The Masters is timeless.
First played in 1934, this is the 81st playing of the tournament founded by Bobby Jones and Clifford Roberts and the wall to wall perfection of…..well, just everything, never changes. Or does it?
Things don’t so much change here in this leafy corner of Georgia as evolve. The course has evolved over the years – it is 500 yards longer than a mere ten years ago – the year Rory McIlroy turned pro – and judicious tweaking and planting on this erstwhile nursery land means that, despite appearances, nothing really ever does stand still.
Well, this almost imperceptible advancement has gone completely out of the window for 2017. Just ask the members of the media! Since we left here 12 months ago a brand new Press Building has arisen out of the land at the end of Berckmans Road looking more like a 7-star hotel than a facility for assorted print, television, radio and digital media. There is a state-of the-art working arena and interview room where each seat features a hands-free microphone for questions.
The entrance is dominated by a soaring atrium and staircase with wall-mounted widescreen televisions ensuring not a single shot or interview is missed. There are sound booths aplenty, suites for television, radio and photographers, locker rooms and a full service restaurant as well as a “grab and go”, faster option.

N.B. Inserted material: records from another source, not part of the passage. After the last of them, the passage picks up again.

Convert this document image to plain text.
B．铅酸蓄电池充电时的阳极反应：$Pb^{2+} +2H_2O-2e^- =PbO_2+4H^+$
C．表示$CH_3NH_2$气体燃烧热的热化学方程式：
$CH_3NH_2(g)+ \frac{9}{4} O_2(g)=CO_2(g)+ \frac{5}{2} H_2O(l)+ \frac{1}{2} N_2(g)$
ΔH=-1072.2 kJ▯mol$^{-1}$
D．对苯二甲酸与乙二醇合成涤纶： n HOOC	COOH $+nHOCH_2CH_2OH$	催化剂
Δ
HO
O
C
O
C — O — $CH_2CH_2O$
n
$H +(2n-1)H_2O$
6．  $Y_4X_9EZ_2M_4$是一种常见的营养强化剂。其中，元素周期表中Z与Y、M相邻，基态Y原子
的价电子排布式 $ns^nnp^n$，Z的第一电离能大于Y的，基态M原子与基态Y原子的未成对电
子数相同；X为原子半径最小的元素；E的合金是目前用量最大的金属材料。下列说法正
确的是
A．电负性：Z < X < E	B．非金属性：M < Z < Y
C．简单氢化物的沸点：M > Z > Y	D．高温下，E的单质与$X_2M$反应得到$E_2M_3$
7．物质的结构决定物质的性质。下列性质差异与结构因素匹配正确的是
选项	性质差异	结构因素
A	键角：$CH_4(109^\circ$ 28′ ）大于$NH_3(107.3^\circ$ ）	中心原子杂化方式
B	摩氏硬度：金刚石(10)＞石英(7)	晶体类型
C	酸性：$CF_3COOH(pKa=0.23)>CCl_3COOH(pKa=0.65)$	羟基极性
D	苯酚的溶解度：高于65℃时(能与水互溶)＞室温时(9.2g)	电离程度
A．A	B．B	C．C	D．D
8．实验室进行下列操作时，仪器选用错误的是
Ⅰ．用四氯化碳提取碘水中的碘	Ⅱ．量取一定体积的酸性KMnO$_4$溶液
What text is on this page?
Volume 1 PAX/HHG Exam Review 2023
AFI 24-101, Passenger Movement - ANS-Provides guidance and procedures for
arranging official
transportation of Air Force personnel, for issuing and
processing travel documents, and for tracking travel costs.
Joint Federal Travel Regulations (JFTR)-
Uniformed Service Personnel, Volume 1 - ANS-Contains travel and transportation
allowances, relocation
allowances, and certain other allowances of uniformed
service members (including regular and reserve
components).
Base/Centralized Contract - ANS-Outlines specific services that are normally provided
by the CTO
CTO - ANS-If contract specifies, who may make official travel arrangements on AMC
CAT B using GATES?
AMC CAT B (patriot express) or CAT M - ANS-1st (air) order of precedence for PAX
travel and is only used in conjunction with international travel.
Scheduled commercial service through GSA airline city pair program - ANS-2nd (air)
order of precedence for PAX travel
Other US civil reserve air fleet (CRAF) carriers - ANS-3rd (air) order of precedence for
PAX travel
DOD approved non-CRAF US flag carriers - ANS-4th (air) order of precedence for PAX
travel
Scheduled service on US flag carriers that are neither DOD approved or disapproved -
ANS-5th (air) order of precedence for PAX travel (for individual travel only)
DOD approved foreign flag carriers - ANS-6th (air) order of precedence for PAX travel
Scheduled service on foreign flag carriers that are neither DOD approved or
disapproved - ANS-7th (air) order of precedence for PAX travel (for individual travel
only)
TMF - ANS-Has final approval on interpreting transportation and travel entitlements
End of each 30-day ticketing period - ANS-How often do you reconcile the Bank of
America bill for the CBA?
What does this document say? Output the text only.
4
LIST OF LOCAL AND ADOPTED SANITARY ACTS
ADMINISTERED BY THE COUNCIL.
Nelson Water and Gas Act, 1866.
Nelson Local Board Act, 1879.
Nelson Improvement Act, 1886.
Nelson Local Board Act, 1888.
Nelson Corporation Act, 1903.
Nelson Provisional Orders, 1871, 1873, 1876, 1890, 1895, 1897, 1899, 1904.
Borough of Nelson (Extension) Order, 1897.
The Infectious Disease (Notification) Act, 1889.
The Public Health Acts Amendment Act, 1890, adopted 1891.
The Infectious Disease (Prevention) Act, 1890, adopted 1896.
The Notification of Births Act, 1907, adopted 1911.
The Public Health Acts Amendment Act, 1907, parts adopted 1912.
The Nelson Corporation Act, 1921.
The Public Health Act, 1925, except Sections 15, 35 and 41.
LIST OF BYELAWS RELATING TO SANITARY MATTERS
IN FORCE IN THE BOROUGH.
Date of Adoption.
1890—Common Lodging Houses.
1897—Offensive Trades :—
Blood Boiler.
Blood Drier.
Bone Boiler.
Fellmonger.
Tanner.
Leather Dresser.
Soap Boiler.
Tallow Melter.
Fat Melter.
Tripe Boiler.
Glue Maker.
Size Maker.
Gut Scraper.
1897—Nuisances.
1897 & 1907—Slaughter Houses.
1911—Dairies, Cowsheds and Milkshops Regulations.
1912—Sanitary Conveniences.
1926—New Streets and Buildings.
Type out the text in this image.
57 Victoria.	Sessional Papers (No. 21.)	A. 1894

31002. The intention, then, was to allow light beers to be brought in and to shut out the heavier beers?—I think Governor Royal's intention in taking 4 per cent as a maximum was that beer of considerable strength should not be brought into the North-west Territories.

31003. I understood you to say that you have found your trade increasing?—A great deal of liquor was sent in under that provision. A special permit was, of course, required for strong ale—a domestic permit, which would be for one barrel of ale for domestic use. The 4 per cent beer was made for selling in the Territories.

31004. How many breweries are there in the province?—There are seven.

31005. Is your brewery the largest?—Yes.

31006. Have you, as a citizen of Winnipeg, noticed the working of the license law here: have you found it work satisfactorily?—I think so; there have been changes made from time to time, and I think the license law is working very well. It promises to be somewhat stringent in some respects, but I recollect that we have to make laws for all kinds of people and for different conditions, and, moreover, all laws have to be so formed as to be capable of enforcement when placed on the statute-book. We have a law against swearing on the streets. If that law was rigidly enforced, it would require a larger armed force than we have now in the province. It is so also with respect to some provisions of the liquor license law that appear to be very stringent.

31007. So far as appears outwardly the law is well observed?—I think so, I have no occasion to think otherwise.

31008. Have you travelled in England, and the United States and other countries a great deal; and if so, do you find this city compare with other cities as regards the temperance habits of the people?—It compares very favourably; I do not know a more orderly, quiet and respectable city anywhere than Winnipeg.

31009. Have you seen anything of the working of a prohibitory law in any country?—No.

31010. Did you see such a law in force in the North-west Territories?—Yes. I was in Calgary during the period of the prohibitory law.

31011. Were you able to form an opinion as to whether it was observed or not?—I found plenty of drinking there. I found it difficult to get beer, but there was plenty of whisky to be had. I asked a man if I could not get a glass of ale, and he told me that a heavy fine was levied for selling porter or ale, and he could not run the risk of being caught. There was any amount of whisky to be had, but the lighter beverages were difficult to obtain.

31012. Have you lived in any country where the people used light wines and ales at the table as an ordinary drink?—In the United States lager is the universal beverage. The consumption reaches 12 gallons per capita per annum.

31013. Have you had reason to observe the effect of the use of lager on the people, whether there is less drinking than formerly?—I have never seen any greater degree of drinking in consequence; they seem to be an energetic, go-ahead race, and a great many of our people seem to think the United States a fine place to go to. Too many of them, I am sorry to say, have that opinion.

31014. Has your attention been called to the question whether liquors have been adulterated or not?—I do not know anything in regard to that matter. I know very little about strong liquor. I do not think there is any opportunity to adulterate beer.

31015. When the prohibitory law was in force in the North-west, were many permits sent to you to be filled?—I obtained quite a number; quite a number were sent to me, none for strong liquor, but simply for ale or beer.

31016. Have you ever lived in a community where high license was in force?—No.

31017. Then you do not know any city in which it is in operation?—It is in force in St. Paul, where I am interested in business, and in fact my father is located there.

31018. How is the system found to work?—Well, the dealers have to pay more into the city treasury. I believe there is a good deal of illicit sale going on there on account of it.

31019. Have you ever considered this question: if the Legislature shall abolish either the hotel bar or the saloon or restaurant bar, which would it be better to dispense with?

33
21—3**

How did they manage it? Well, we ordinary mortals know how long it takes to organise a new kitchen and bathroom at home, but three consecutive shifts of eight hours for nine straight months does tend to get a lot done.
One of my favourite touches is the wonderfully curved ceiling in the restaurant, a nod to the first press building at Augusta National – the Quonsett hut from which Dai Davies, my late brother-in-law, sent the first of his reports from some 35 Masters tournaments.
The next media centre, which remained in use until last year, was like Mission Control in Houston and was Patricia’s base for her 15 Masters tournaments or so. Unlike the rest of us she doesn’t keep count!
And here am I, now, working on my third Masters, in the newly named Press Building, and open-mouthed at the working conditions I am enjoying this week.
And I just love the wonderful old photographs, a stunning pictorial history of the Masters, that line the walls.
Hard though it may be to believe but the perfection you see on your television screens each year is now mirrored INSIDE the Press Building. There are copious lockers and cubby holes for all the untidy paraphernalia, cables, electronic devices and whatnot that we all travel with nowadays. Why, each wastepaper basket has its own discreet housing so even the rubbish is tidy!
So, timeless? Yes. Standing still? Absolutely not!